雨季が終わる頃、咲き始めた多くの花に混じって時ならぬ沙羅双樹の花が目立ち始めていた。

なにやら人の騒ぎ声が聞こえる。
押し問答をしているようだ。
「宗仲どの、どうされた?何かあったのだろうか?」
「ただいま、伊勢法印と申すもの、部下数十騎ほか徒のものなど連れて上人様に法論を申し込んできております」
「なるほど、鎌倉の二階堂殿のご子息、出家して叡山にでたあの男であろう・・」
「は・・まさしく」
「世間知らず、怖いもの知らず、自分を大きく見せたいだけの若者に過ぎぬ・・」
「しかし、あまりにも大仰でございまして」
「ま・・鎌倉殿に仕える武士には、少々扱いにくい輩よのう・・」
「は・・」
「卿公・・を出せ・・それで十分だ」
「は・・されど・・」
「案ずるな、若い者には若い者が向かえばよい・・卿公ならば平然と片付けるだろう」

一刻もしないうちにあたりは静かになった。

「教主釈尊・・あなたは最後の時に弟子を得た・・私は最後のときに我が弟子の力を信じた・・」
日蓮は、呟くとまた深い眠りに入っていく。

秋が深まり、花の咲く気配はない。
だが、池のほとり、屋敷から程近いところで桜の蕾が膨らんだのを知っている人は居なかった。

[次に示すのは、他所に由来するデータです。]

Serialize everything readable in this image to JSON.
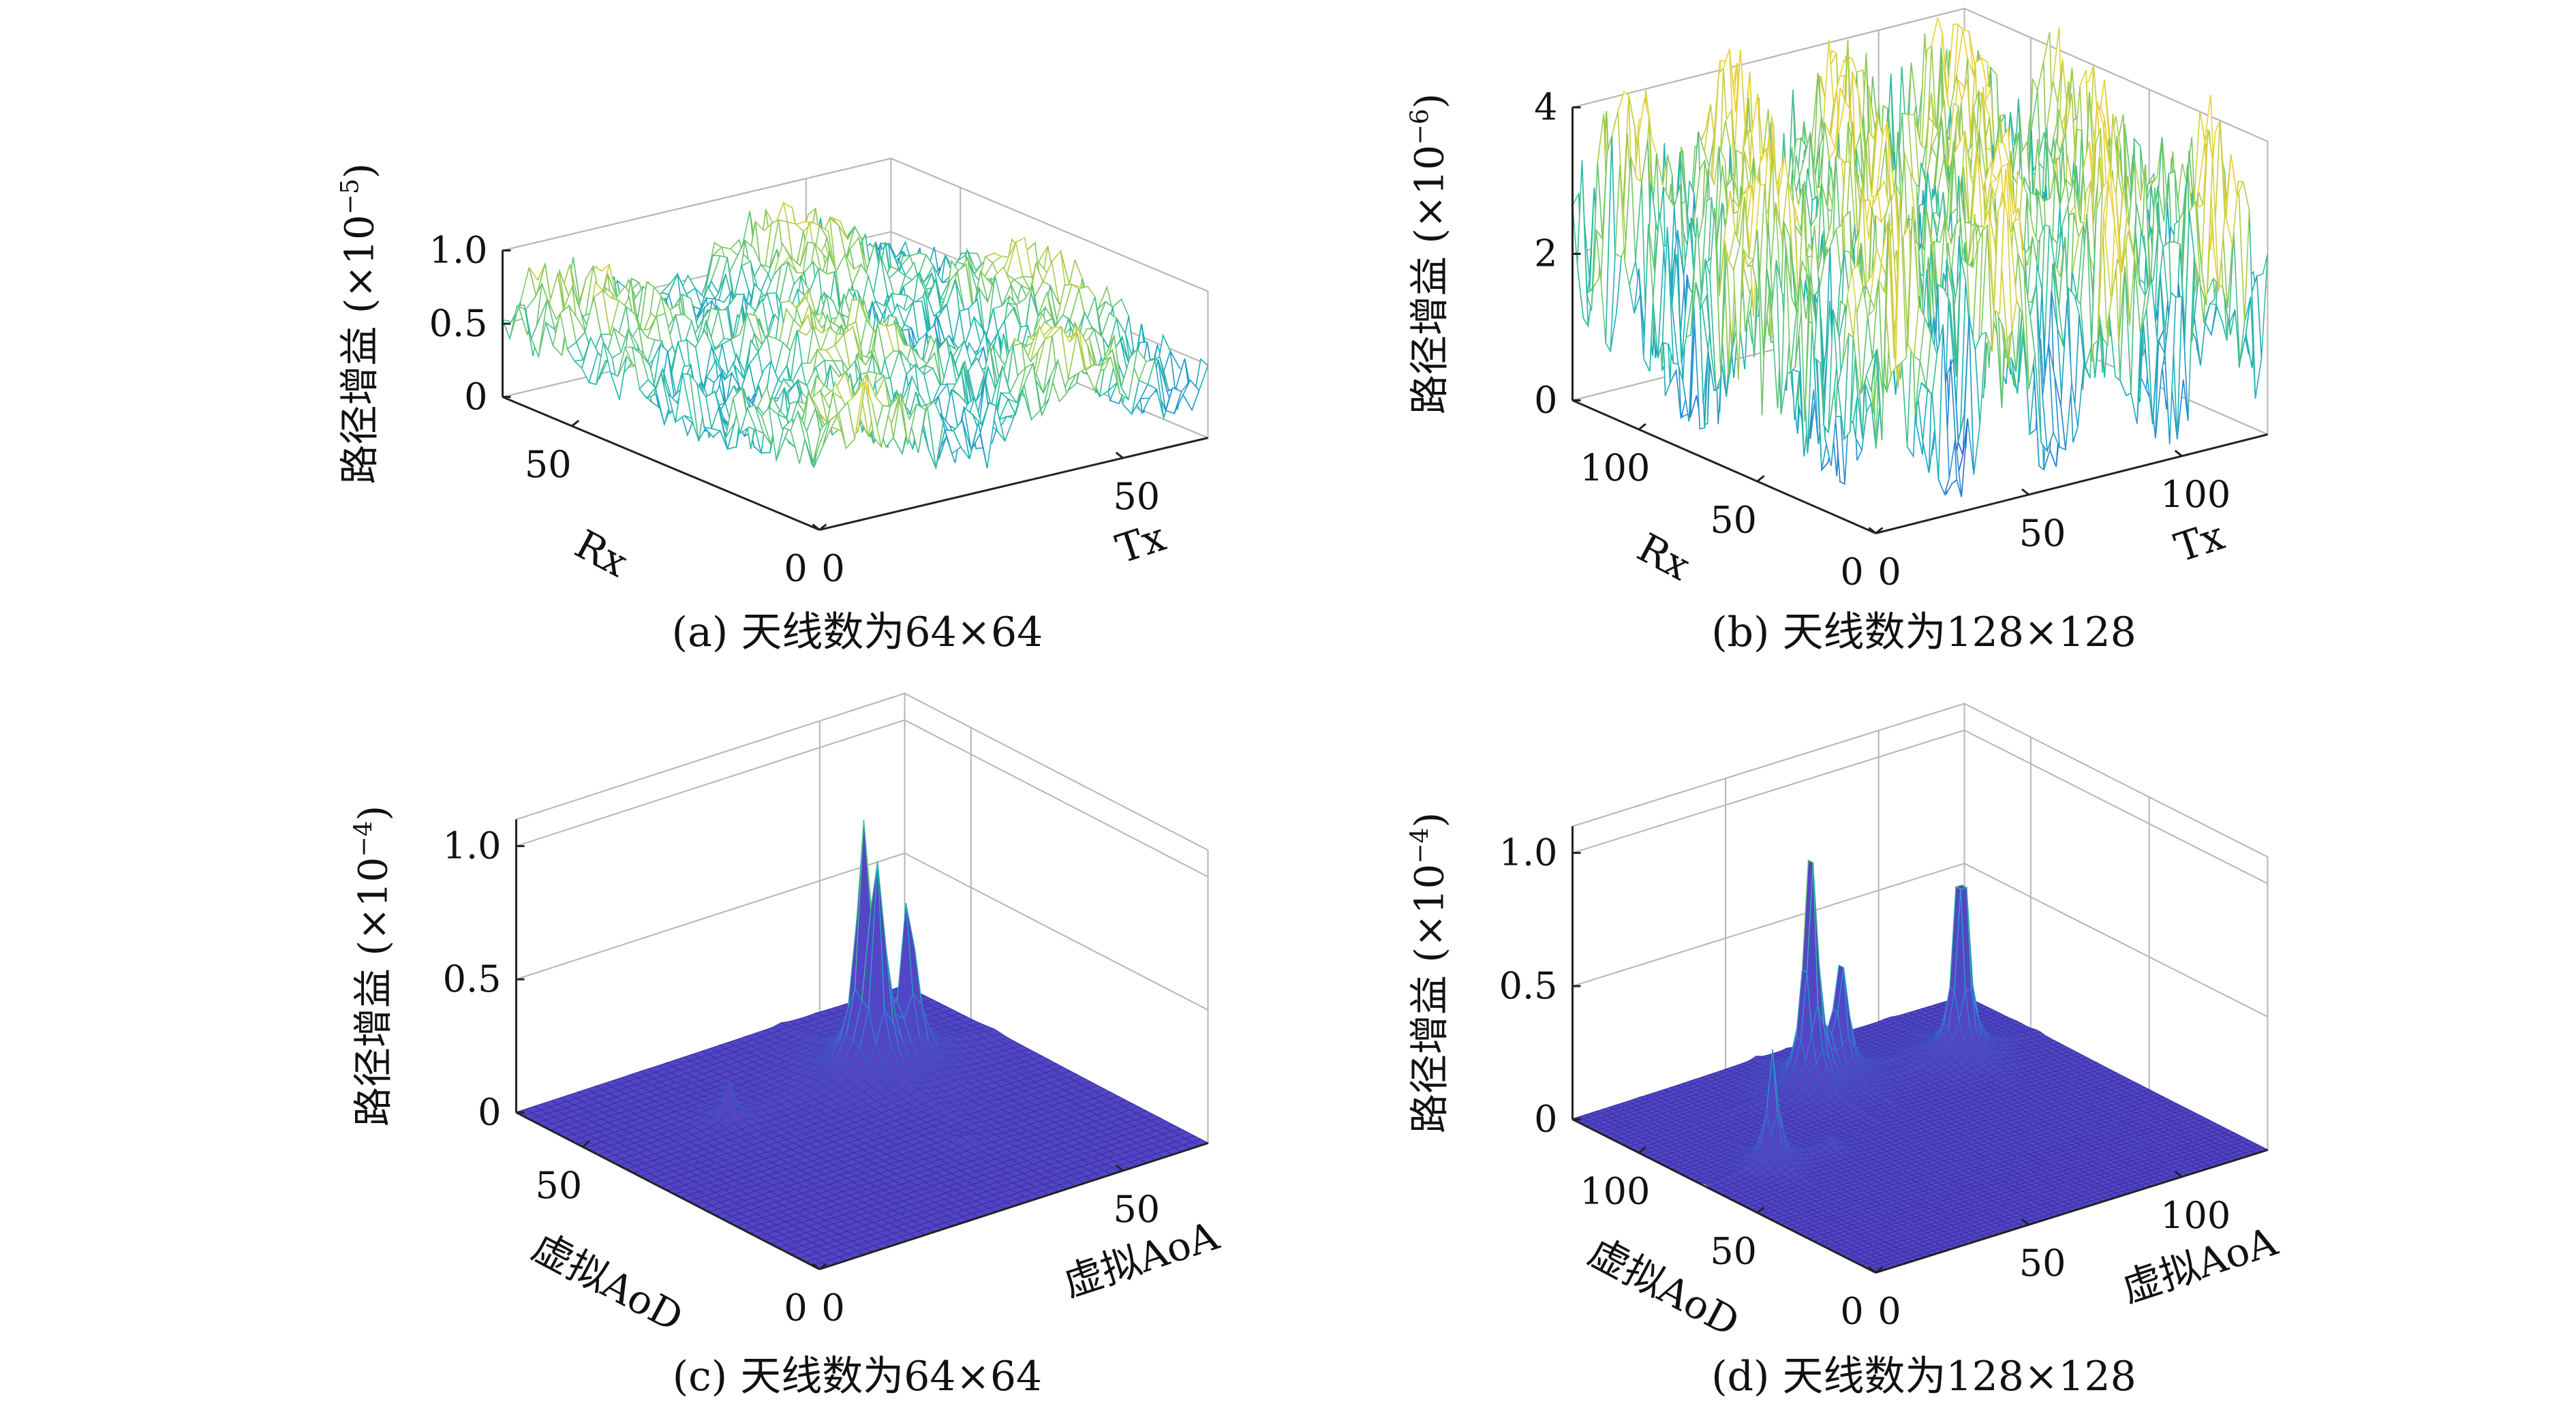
{
  "chart_data": [
    {
      "id": "a",
      "type": "surface3d",
      "surface_kind": "noise",
      "caption": "(a) 天线数为64×64",
      "zlabel": "路径增益",
      "zscale": "(×10",
      "zexp": "−5",
      "zscale_close": ")",
      "xlabel": "Tx",
      "ylabel": "Rx",
      "x_ticks": [
        0,
        50
      ],
      "x_tick_labels": [
        "0",
        "50"
      ],
      "y_ticks": [
        0,
        50
      ],
      "y_tick_labels": [
        "0",
        "50"
      ],
      "z_ticks": [
        0,
        0.5,
        1.0
      ],
      "z_tick_labels": [
        "0",
        "0.5",
        "1.0"
      ],
      "xlim": [
        0,
        64
      ],
      "ylim": [
        0,
        64
      ],
      "zlim": [
        0,
        1.0
      ],
      "value_range": [
        0.15,
        0.95
      ],
      "colormap": [
        "#3e2fa8",
        "#2a8ad8",
        "#1fb8b0",
        "#7cc85f",
        "#e7d23a"
      ]
    },
    {
      "id": "b",
      "type": "surface3d",
      "surface_kind": "noise",
      "caption": "(b) 天线数为128×128",
      "zlabel": "路径增益",
      "zscale": "(×10",
      "zexp": "−6",
      "zscale_close": ")",
      "xlabel": "Tx",
      "ylabel": "Rx",
      "x_ticks": [
        0,
        50,
        100
      ],
      "x_tick_labels": [
        "0",
        "50",
        "100"
      ],
      "y_ticks": [
        0,
        50,
        100
      ],
      "y_tick_labels": [
        "0",
        "50",
        "100"
      ],
      "z_ticks": [
        0,
        2,
        4
      ],
      "z_tick_labels": [
        "0",
        "2",
        "4"
      ],
      "xlim": [
        0,
        128
      ],
      "ylim": [
        0,
        128
      ],
      "zlim": [
        0,
        4
      ],
      "value_range": [
        0.2,
        4.6
      ],
      "colormap": [
        "#3e2fa8",
        "#2a8ad8",
        "#1fb8b0",
        "#7cc85f",
        "#e7d23a"
      ]
    },
    {
      "id": "c",
      "type": "surface3d",
      "surface_kind": "peaks",
      "caption": "(c) 天线数为64×64",
      "zlabel": "路径增益",
      "zscale": "(×10",
      "zexp": "−4",
      "zscale_close": ")",
      "xlabel": "虚拟AoA",
      "ylabel": "虚拟AoD",
      "x_ticks": [
        0,
        50
      ],
      "x_tick_labels": [
        "0",
        "50"
      ],
      "y_ticks": [
        0,
        50
      ],
      "y_tick_labels": [
        "0",
        "50"
      ],
      "z_ticks": [
        0,
        0.5,
        1.0
      ],
      "z_tick_labels": [
        "0",
        "0.5",
        "1.0"
      ],
      "xlim": [
        0,
        64
      ],
      "ylim": [
        0,
        64
      ],
      "zlim": [
        0,
        1.1
      ],
      "peaks": [
        {
          "x": 44,
          "y": 47,
          "z": 1.05
        },
        {
          "x": 44,
          "y": 44,
          "z": 0.85
        },
        {
          "x": 50,
          "y": 45,
          "z": 0.68
        },
        {
          "x": 20,
          "y": 45,
          "z": 0.15
        },
        {
          "x": 40,
          "y": 20,
          "z": 0.03
        }
      ],
      "colormap": [
        "#3e2fa8",
        "#2a8ad8",
        "#1fb8b0",
        "#7cc85f",
        "#e7d23a"
      ]
    },
    {
      "id": "d",
      "type": "surface3d",
      "surface_kind": "peaks",
      "caption": "(d) 天线数为128×128",
      "zlabel": "路径增益",
      "zscale": "(×10",
      "zexp": "−4",
      "zscale_close": ")",
      "xlabel": "虚拟AoA",
      "ylabel": "虚拟AoD",
      "x_ticks": [
        0,
        50,
        100
      ],
      "x_tick_labels": [
        "0",
        "50",
        "100"
      ],
      "y_ticks": [
        0,
        50,
        100
      ],
      "y_tick_labels": [
        "0",
        "50",
        "100"
      ],
      "z_ticks": [
        0,
        0.5,
        1.0
      ],
      "z_tick_labels": [
        "0",
        "0.5",
        "1.0"
      ],
      "xlim": [
        0,
        128
      ],
      "ylim": [
        0,
        128
      ],
      "zlim": [
        0,
        1.1
      ],
      "peaks": [
        {
          "x": 60,
          "y": 105,
          "z": 1.0
        },
        {
          "x": 103,
          "y": 97,
          "z": 0.95
        },
        {
          "x": 70,
          "y": 105,
          "z": 0.45
        },
        {
          "x": 22,
          "y": 72,
          "z": 0.4
        },
        {
          "x": 40,
          "y": 70,
          "z": 0.05
        }
      ],
      "colormap": [
        "#3e2fa8",
        "#2a8ad8",
        "#1fb8b0",
        "#7cc85f",
        "#e7d23a"
      ]
    }
  ]
}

歪みを持たない眼で物事を見、我欲を離れた心で思索し、素直で美しい言葉を語り、欲望の赴くままに物事を為すことせず、善い事を行い、冷静に自分を見据えて、雑念なく心を定めること・・
どこかの寺院で聞いたような説法が頭の中に広がる。
僅かにトンネルの出口のような光が見え、やがてその光が近づいてくる。

たとえ、一度であっても南無妙法蓮華経と唱えたものは未来にわたって幸せになれる・・
どこかの社会運動家のような男の声がする。
トンネルの先の光は大きくなり、俺を包み込んでいく。

だが・・俺は決して人に誉められるような生き方をしてきたわけではない。
経を唱えるようなことも全くなかったはずだ。
金も欲しかったし、女も、住む家も、世間の評判もそのすべてが欲しかったはずだ。
だのに、聖者たちよ、何故にあなた方は。、こんな俺にあなた方の臨終の際の夢を見せるのか・・
俺もまた、まもなく死ぬだろう。
だが、俺はあなた方とは違う。

欲望のままに生き、欲望のままに人を欺き、欲望のままに身体を使い、果てはたった一つの身体を壊してこうして死に行く場面にあるはずだ。

俺は聖者たちとはその生きる世界が違うのだ。

「あなたは、私の弟子です」
誰かのかすかな声が聞こえる。
会ったことはないが、この声は釈尊だろうか。
「貴殿の力を信じていますよ」
力強いがやや年配の男の声もする。
会ったことはないが、この声こそ、日蓮だろうか。

俺は別に仏教の信者ではないはずだ。
ましてや日蓮宗などではない。

ただ、ここに来る何日か前、いつも酒を舐めながら相手をしてくれる古本屋の親父に薦められた何冊かの本をドヤに持ちこみ・・そして、次の日もその次の日も雨だったから・・為すべきこともなくてひたすら貪るように、その本を読んだだけだ。
・・そういえば、その本の中に出てきた題目を一度、口に出したかもしれない。

そして雨が上がって・・
仕事にありついて・・

なぜか今はここにいる・・多分、病院だろうか・・
俺はまもなく死ぬのか・・

なにやら人の声がする。
「眼が覚めましたか?」
太い声がした。
だが、その顔は僧ではなく、白衣の医師だ。
「よくぞ助かりました・・」
助かった?
そんなはずはない。
俺は死んだはずだ。
だからこそ、聖者たちは俺に自らの死の直前の姿を見せてくれたのではないのか。

「素晴らしい生命力ですよ」
白衣の男が言う。
なにか、反論したい。
だが、声が出ない。

生きなければならないらしい・・
生きて、何かを語らなければならないらしい・・
何かをしなければならないらしい・・
それも、しんどいことではある・・

そのときの俺は、ふっとそう思ってまた眠りに入っていってしまったのだ。